Flywheel’s CEO Ed Kinnaly says this trend taps into two different motivating factors: winning against others and beating one’s own record. There can be another element at play, too. With Equinox’s the Pursuit, for instance, it’s not just you versus you, or you versus the person one bike over. Since people are also put on teams, it means their performance affects not only their own success but also that of their teammates.
“Suddenly you’re responsible for someone else,” says Jeffrey Scott, a personal trainer and Equinox fitness manager, who created the Pursuit. “People don’t tend to work less if they know someone else is counting on them.”
The logic behind this is well established. Research suggests that when you think people are evaluating you based on how well you exercise, you work harder.

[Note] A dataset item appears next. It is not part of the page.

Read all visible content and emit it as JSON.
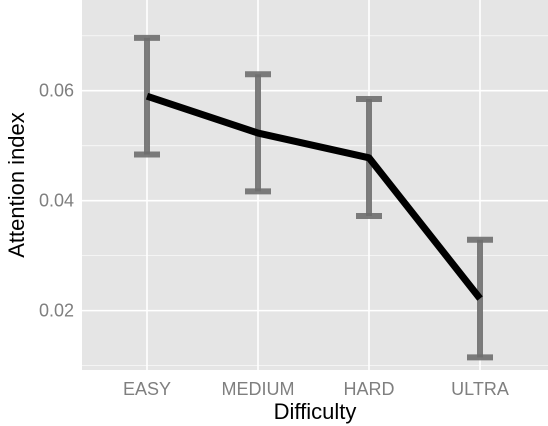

Plenty of other research demonstrates that human behavior changes—usually for the better—when there are other people around to see what you’re doing or when people are counting on you.
Add to the mix interaction (social media) and immediacy (data in real-time) and it becomes clearer why this is a fitness fad that could get some people hooked. “The idea is, if a workout is fun, you’ll subconsciously want to go back,” says Anthony Wall of the American Council on Exercise. “You won’t even know why you really like it,” he says.
“Videogame [designers] have really got a hold of the addictive nature of ‘If I get a little bit of positive reinforcement, it feeds my endorphins.’ To match it with exercise seems like a logical next step,” says Russell Medberry, a professor of exercise and sports sciences at Colby-Sawyer College.
Researchers are trying to get a handle on how the gameification of fitness—particularly those with virtual and videogame elements to them—affect people, but for now, the jury is out. The research just can’t keep up with the technology making this all possible.
So What’s the Downside?
One thing is clear: Competition isn’t for everyone. One study found that competition can increase motivation for highly competitive individuals, but that for those who are “lowly competitive,” this kind of experience can actually have a detrimental effect on the exercise experience. Other research found that competition has different impacts on different people, which “suggests that exergame designers should be cautious in using the element of competition to motivate people to exercise,” the study authors say.
Medberry says competition’s varying effect on people is an important thing to keep in mind, especially for people who are new to the gym or who are self conscious about their appearance.
“They’re thinking: all eyes are on me if I am making a mistake,” he says. That, in a nation of people who don’t exercise enough—two thirds of whom are overweight or obese—can cause trouble if it ever were to scale.
Competition can also impact self esteem and could backfire when it comes to motivation. Instead of feeling driven to work harder, one might feel like they’re not good enough. Competitive environments can be destructive for those with low confidence and could be harmful for teens, whose senses of self are still developing.
“Technology is like fire,” says Jonathan Fader, a sports psychologist. “You can use it to cook, but it can also burn your house down.” In other words, he says, these classes can, for some people, truly increase physical fitness. “But you have to be careful.”